From Pushing to the Front, 1911
By: Orison Swett Marden
(Art of Manliness | Repost)
Over the door of every profession, every occupation, ever-calling, the world has a standing advertisement: “Wanted—A Man.”
Wanted, a man who will not lose his individuality in a crowd, a man who has the courage of his convictions, who is not afraid to say “No,” though all the world say “Yes.”
Wanted, a man who, though he is dominated by a mighty purpose, will not permit one great faculty to dwarf, cripple, warp, or mutilate his manhood; who will not allow the over-development of one faculty to stunt or paralyze his other faculties.
Wanted, a man who is larger than his calling, who considers it a low estimate of his occupation to value it merely as a means of getting a living. Wanted, a man who sees self-development, education and culture, discipline and drill, character and manhood, in his occupation…
Wanted, a man of courage who is not a coward in any part of his nature.
Wanted, a man who is well balanced, who is not cursed with some little defect of weakness which cripples his usefulness and neutralizes his powers.
Wanted, a man who is symmetrical, and not one-sided in his development, who has not sent all the energies of his being into one narrow specialty and allowed all the other branches of his life to wither and die. Wanted, a man who is broad, who does not take half views of things; a man who mixes common sense with his theories, who does not let a college education spoil him for practical, every-day life; a man who prefers substance to show, and one who regards his good name as a priceless treasure.
Wanted, a man “who, no stunted ascetic, is full of life and fire, but whose passions are trained to heed a strong will, the servant of a tender conscience; who has learned to love all beauty, whether of nature or of art, to hate all vileness, and to respect others as himself.”

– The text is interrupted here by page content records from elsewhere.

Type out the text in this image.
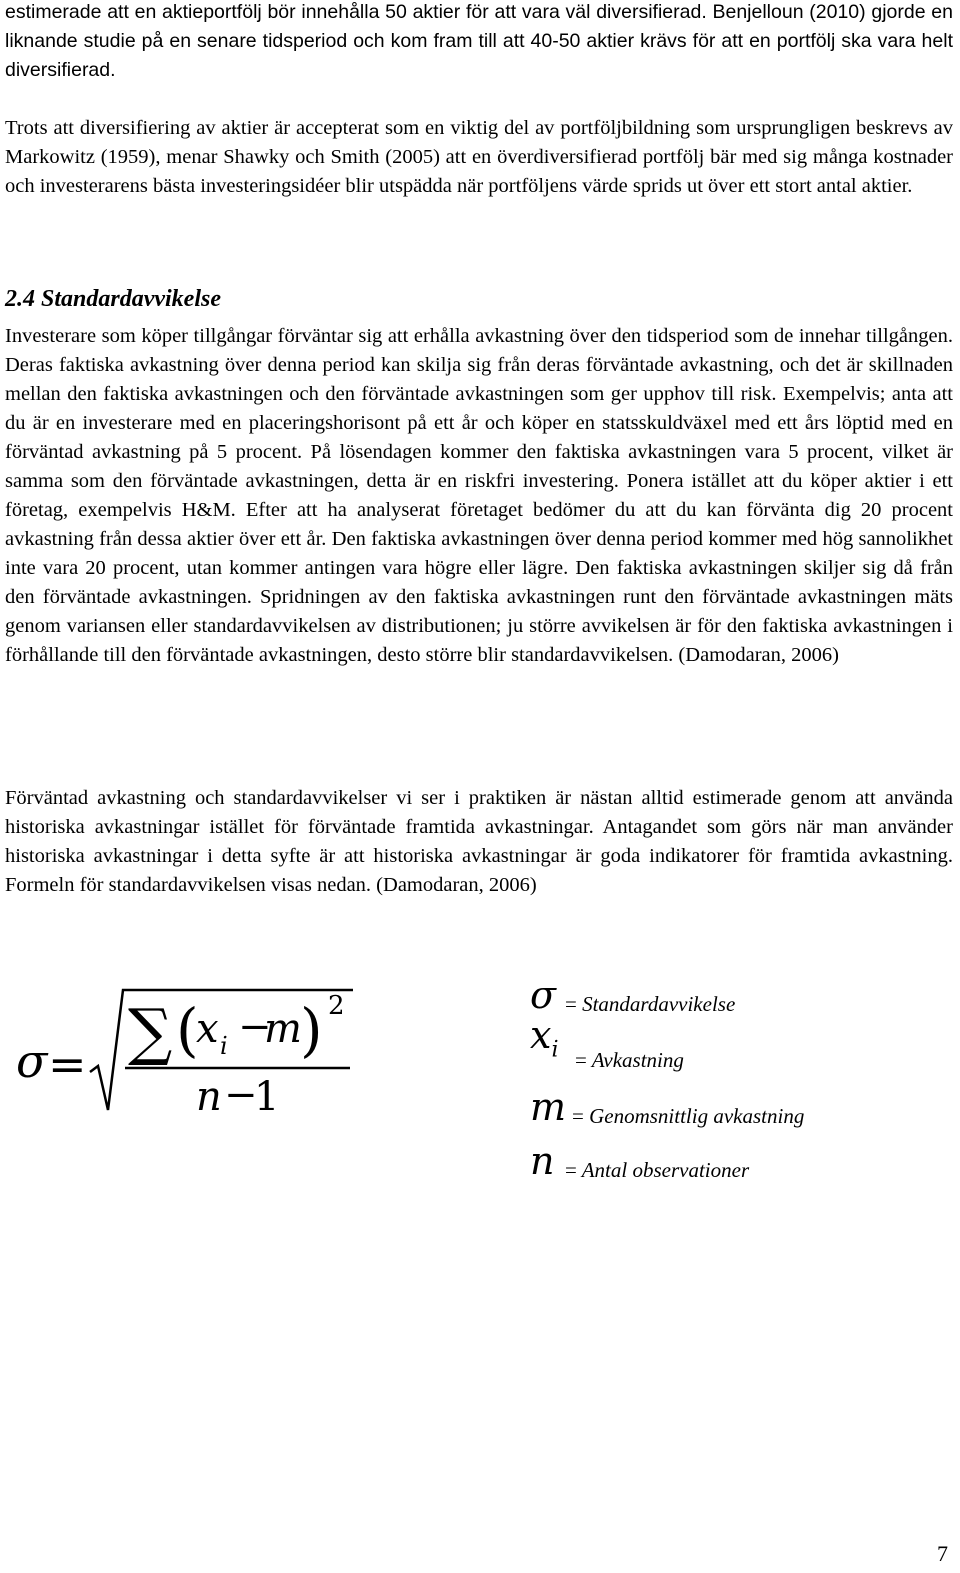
estimerade att en aktieportfölj bör innehålla 50 aktier för att vara väl diversifierad. Benjelloun (2010) gjorde en liknande studie på en senare tidsperiod och kom fram till att 40-50 aktier krävs för att en portfölj ska vara helt diversifierad.

Trots att diversifiering av aktier är accepterat som en viktig del av portföljbildning som ursprungligen beskrevs av Markowitz (1959), menar Shawky och Smith (2005) att en överdiversifierad portfölj bär med sig många kostnader och investerarens bästa investeringsidéer blir utspädda när portföljens värde sprids ut över ett stort antal aktier.

2.4 Standardavvikelse

Investerare som köper tillgångar förväntar sig att erhålla avkastning över den tidsperiod som de innehar tillgången. Deras faktiska avkastning över denna period kan skilja sig från deras förväntade avkastning, och det är skillnaden mellan den faktiska avkastningen och den förväntade avkastningen som ger upphov till risk. Exempelvis; anta att du är en investerare med en placeringshorisont på ett år och köper en statsskuldväxel med ett års löptid med en förväntad avkastning på 5 procent. På lösendagen kommer den faktiska avkastningen vara 5 procent, vilket är samma som den förväntade avkastningen, detta är en riskfri investering. Ponera istället att du köper aktier i ett företag, exempelvis H&M. Efter att ha analyserat företaget bedömer du att du kan förvänta dig 20 procent avkastning från dessa aktier över ett år. Den faktiska avkastningen över denna period kommer med hög sannolikhet inte vara 20 procent, utan kommer antingen vara högre eller lägre. Den faktiska avkastningen skiljer sig då från den förväntade avkastningen. Spridningen av den faktiska avkastningen runt den förväntade avkastningen mäts genom variansen eller standardavvikelsen av distributionen; ju större avvikelsen är för den faktiska avkastningen i förhållande till den förväntade avkastningen, desto större blir standardavvikelsen. (Damodaran, 2006)

Förväntad avkastning och standardavvikelser vi ser i praktiken är nästan alltid estimerade genom att använda historiska avkastningar istället för förväntade framtida avkastningar. Antagandet som görs när man använder historiska avkastningar i detta syfte är att historiska avkastningar är goda indikatorer för framtida avkastning. Formeln för standardavvikelsen visas nedan. (Damodaran, 2006)

σ = ∑ (
x i −
m
) 2
n −
1
σ = Standardavvikelse
$x_i$ = Avkastning
m = Genomsnittlig avkastning
n = Antal observationer
7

The world wants a man who is educated all over; whose nerves are brought to their acutest sensibility; whose brain is cultured, keen, incisive, broad; whose hands are deft; whose eyes are alert, sensitive, microscopic; whose heart is tender, magnanimous, true.
The whole world is looking for such a man. Although there are millions out of employment, yet it is almost impossible to find just the right man in almost any department of life, and yet everywhere we see the advertisement: “Wanted—A Man.”
When Garfield as a boy was asked what he meant to be, he answered: “First of all, I must make myself a man; if I do not succeed in that, I can succeed in nothing.”
It is a sad sight to see thousands of students graduated every year from our grand institutions whose object is to make stalwart, independent, self-supporting men, turned out into the world saplings instead of stalwart oaks, “memory-glands” instead of brainy men, helpless instead of self-supporting, sickly instead of robust, weak instead of strong, leaning instead of erect. “So many promising youths, and never a finished man!”
The character sympathizes with and unconsciously takes on the nature of the body. A peevish, snarling, ailing man can not develop the vigor and strength of character which is possible to a healthy, robust, cheerful man. There is an inherent love in the human mind for wholeness, a demand that man shall come up to the highest standard; and there is an inherent protest or contempt for preventable deficiency. Nature, too, demands that man be ever at the top of his condition…
The first requisite of all education and discipline should be man-timber. Tough timber must come from well grown, sturdy trees. Such wood can be turned into a mast, can be fashioned into a piano or an exquisite carving. But it must become timber first. Time and patience develop the sapling into the tree. So through discipline, education, experience, the sapling child is developed into hardy mental, moral, physical mantimber.
If the youth should start out with the fixed determination that every statement he makes shall be the exact truth; that every promise he makes shall be redeemed to the letter; that every appointment shall be kept with the strictest faithfulness and with full regard for other men’s time; if he should hold his reputation as a priceless treasure, feel that the eyes of the world are upon him that he must not deviate a hair’s breadth from the truth and right; if he should take such a stand at the outset, he would . . .come to have almost unlimited credit and the confidence of everybody who knows him.
What are palaces and equipages; what though a man could cover a continent with his title-deeds, or an ocean with his commerce; compared with conscious rectitude, with a face that never turns pale at the accuser’s voice, with a bosom that never throbs with fear of exposure, with a heart that might be turned inside out and disclose no stain of dishonor? To have done no man a wrong; to have put your signature to no paper to which the purest angel in heaven might not have been an attesting witness; to walk and live, unseduced, within arm’s length of what is not your own, with nothing between your desire and its gratification but the invisible law of rectitude;—this is to be a man.